Under all of that strategy, though, another thought stays lodged in my ribs—sharp and wrong.

If Xavier were awake, he’d kill me for this.

If Xavier were awake, he’d see right through it.

If Xavier were awake, he’d break Johnson’s jaw for even breathing this close to treason.

But the king is sleeping. And someone has to keep the wolves from gnawing at the door.

Johnson takes another drink and nudges me with his elbow. “You know,” he says lightly, “you stepping up wouldn’t be the worst thing for the club. You’ve got charisma. The men like you. And if Valentina’s already hanging on your arm?—”

“She’s not hanging on my arm,” I interrupt, though I have to force steadiness into the words.

Johnson gives me a slow, knowing grin. “Whatever you say.”

I’m about to respond—about to plant another seed, about to push him further down the path he’s already walking—when I hear her laugh.

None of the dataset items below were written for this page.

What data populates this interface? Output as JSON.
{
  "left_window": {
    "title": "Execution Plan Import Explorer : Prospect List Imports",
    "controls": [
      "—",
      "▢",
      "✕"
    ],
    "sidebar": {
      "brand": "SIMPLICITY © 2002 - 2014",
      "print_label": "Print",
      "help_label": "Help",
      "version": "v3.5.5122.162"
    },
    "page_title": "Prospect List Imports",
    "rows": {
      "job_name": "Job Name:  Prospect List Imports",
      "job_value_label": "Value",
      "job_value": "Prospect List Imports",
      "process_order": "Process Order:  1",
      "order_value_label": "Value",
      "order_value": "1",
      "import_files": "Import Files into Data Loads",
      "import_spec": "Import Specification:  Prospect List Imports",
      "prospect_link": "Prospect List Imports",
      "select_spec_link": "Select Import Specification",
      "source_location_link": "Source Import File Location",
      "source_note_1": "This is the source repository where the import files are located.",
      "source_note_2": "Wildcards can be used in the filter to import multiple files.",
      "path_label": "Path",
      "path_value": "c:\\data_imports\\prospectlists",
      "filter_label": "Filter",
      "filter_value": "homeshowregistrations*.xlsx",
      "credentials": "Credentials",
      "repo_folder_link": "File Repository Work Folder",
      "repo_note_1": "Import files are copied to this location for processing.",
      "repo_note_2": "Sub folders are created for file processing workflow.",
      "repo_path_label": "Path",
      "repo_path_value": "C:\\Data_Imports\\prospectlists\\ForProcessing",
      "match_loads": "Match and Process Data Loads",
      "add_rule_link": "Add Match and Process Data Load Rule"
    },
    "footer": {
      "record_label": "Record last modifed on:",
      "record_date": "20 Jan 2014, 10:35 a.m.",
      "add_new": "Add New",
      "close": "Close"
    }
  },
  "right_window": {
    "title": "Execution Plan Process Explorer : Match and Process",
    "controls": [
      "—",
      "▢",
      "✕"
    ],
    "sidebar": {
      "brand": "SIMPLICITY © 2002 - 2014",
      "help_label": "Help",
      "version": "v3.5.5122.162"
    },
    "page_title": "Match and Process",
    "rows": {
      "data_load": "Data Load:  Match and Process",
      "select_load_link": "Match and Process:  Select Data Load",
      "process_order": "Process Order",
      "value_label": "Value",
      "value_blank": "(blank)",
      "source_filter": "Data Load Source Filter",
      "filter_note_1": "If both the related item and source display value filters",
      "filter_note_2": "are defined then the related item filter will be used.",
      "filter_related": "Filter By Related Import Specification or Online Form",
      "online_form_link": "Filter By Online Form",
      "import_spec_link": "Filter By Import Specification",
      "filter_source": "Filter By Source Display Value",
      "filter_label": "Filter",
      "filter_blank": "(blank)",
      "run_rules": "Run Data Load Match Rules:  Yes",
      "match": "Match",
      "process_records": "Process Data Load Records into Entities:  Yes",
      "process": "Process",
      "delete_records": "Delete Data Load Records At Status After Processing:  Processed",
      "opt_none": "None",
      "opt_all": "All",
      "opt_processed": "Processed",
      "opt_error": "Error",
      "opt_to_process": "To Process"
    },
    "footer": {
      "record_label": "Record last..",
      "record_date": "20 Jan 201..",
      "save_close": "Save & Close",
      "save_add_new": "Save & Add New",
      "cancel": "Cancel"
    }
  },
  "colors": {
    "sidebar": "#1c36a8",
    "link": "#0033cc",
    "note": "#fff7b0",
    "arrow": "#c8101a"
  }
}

It cuts across the room like a line drawn through smoke. Soft. Bright. Effortless.

Valentina.

She’s walking toward us, weaving through a cluster of men who instinctively move aside for her, like she’s heat and they’re smart enough not to burn. Her outfit—the leather skirt, the slouched Raiders shirt, the boots—looks even more sinful under the warm lights of the hallway. Her hair brushes her bare shoulder in a soft wave that makes my pulse trip. She carries herself like she’s just discovered what she’s capable of and isn’t afraid to see who else realizes it.

When her eyes land on me, something in her expression shifts—teasing, charged, intimate in a way that makes my body tighten without permission.

She stops in front of us, her gaze flicking briefly toward Johnson before sliding back to me with a slow smile that goes straight to my spine.

“There you are,” she says, voice light, warm, threaded with flirtation she’s not even pretending to hide. “I’ve been looking for you.”

Johnson raises both eyebrows, poorly hiding his satisfaction. “Looks like the queen needs her favorite.”

Valentina ignores him completely. She steps closer to me—close enough that I can feel the warmth of her body through the leather and cotton—close enough that her perfume, soft andwarm and edged with something sweeter, slides along my senses like smoke.

“You disappeared,” she murmurs, tilting her head slightly. “I thought I told you not to wander.”